Taguma argued that although coffee prices fluctuate on the international market, the same could be said for other commodities on the world market.

“There are still many challenges we are facing which are making the sector grow at a slow pace,” Taguma said.

Taguma said coffee production was being constrained by lack of long -term financing, transport and higher labour costs as well as fuel prices, forcing many farmers to stop growing coffee in preference to other export crops.

Zambia grows and exports washed arabicas, including its premier triple A brand coffee mainly shipped to Japan.

“The number of small- scale farmers has shrunk to about 91 from 161 while only 18 commercial farmers grow coffee on a large scale. There are several problems which are forcing farmers to stop growing coffee,” Taguma said. “To grow coffee on a viable basis, we need financing of between eight and 13 years, but banks cannot lend on those terms.

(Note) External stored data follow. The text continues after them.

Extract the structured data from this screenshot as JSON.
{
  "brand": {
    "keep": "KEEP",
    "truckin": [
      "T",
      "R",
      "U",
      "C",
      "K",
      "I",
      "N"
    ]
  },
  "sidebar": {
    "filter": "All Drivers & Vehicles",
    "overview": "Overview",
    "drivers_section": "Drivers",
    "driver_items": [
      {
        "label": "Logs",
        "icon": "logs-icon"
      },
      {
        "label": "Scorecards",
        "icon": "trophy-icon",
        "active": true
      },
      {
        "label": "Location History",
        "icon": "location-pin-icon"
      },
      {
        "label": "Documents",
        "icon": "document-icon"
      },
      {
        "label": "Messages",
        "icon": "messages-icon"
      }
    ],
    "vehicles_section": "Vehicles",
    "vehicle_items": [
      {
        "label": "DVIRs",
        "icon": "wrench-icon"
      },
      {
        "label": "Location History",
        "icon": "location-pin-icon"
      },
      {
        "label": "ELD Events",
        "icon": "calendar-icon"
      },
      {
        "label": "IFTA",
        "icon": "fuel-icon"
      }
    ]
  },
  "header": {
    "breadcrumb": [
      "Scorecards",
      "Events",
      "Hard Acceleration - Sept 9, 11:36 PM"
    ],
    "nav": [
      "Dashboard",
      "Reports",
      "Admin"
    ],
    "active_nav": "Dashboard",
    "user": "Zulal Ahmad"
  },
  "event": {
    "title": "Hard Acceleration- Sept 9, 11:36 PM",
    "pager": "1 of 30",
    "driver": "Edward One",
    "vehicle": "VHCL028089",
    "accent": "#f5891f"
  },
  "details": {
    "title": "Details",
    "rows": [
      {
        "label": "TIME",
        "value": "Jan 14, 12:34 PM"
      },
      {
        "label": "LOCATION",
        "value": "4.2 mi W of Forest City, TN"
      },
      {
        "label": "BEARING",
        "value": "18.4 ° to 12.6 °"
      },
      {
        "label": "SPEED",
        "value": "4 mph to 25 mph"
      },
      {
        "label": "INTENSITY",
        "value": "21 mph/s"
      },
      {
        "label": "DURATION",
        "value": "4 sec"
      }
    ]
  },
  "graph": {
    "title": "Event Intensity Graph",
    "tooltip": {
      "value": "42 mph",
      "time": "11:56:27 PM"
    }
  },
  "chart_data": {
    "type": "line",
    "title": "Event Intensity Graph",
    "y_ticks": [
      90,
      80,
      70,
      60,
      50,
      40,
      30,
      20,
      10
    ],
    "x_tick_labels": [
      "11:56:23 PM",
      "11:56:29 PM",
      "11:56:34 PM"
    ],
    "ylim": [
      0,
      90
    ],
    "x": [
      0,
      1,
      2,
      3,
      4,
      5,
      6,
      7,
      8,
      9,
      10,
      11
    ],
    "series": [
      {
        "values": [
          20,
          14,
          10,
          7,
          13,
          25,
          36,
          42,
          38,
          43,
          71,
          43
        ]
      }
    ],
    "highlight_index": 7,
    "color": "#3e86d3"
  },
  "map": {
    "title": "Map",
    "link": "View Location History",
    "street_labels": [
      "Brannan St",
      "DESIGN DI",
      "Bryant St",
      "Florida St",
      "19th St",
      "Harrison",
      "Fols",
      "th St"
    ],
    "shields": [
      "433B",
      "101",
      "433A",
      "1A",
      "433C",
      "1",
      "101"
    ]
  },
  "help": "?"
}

The labour costs are also very high in this country and this is discouraging farmers.”

Taguma said coffee growers were also facing tougher competition from copper miners for road transport due to an unreliable railway network.

He said transporting coffee to sea ports would become a problem as more foreign mining firms begin to use trucks to carry copper to Dar-Es-Salaam in Tanzania and Durban in South Africa.

And in 2006, most farmers cut jobs and reduced their coffee production in Zambia when the kwacha appreciated against the United States dollar by 30 per cent.
Taguma, however, said the future of the coffee industry was bright despite the problems farmers were facing.

Zambia’s coffee production cannot match that of Kenya and Ethiopia who produce the crop on a large scale basis, but the product is mostly sought by buyers in Japan, the United States and Europe.

Meanwhile, Zambia National Farmers Union (ZNFU) president Jervis Zimba said the coffee industry had enjoyed a rather good year in 2009 with a world market that had been very firm averaging US cents 130 per pound (US $2,866/ metric tonne), with the March 2010 trading position for the country’s main coffee export, Arabica, closing at US $3,223/ metric tonne.

“The market is billed to continue in the coming year at about the same levels with occasional ups due to increased consumption which is surpassing current production, a phenomenon we have not experienced since the late 1990s,” he said.

Zimba said though prices were likely to continue being good in 2010, the local coffee producers had been facing cash flow problems, affecting their ability to acquire the required inputs which would enable them to produce a good quality product.

“I believe that producing good quality coffee has its plus because the commodity is able to fetch more on the international market,” said Zimba. “For example, some growers who have done so have achieved an average to date of US $3,700/ metric tonne of their Arabica.”

And former agriculture minister Dr Brain Chituwo challenged stakeholders in the sector to use coffee as part of a tourism package to attract tourists to the country.
Dr Chituwo said Zambian coffee was of high quality that needed to be promoted to gain international recognition.

“Coffee originates from Africa such as Arabica from Ethiopia, Robusta from Uganda and yet it is mostly consumed in the western countries and the Far East. It is therefore important that we continue to promote its quality as the market is available both in Africa and beyond,” Dr Chituwo said. “And I urge the coffee board and the Coffee Growers Association to partner with the tourism board and the hotel industry to ensure that our Zambian coffee is promoted as part of the tourism package.”

Dr Chituwo assured coffee producers that the government would remain supportive to ensure that the industry was successful since the export of the commodity was presently earning the sector an average price of US $3,200 per metric tonne of green beans.

And Zambian Gourmet Coffee representative Teija Lublinkhof has urged the government to provide some form of support since the cost of coffee production was too high for many growers to succeed and compete effectively on the international market.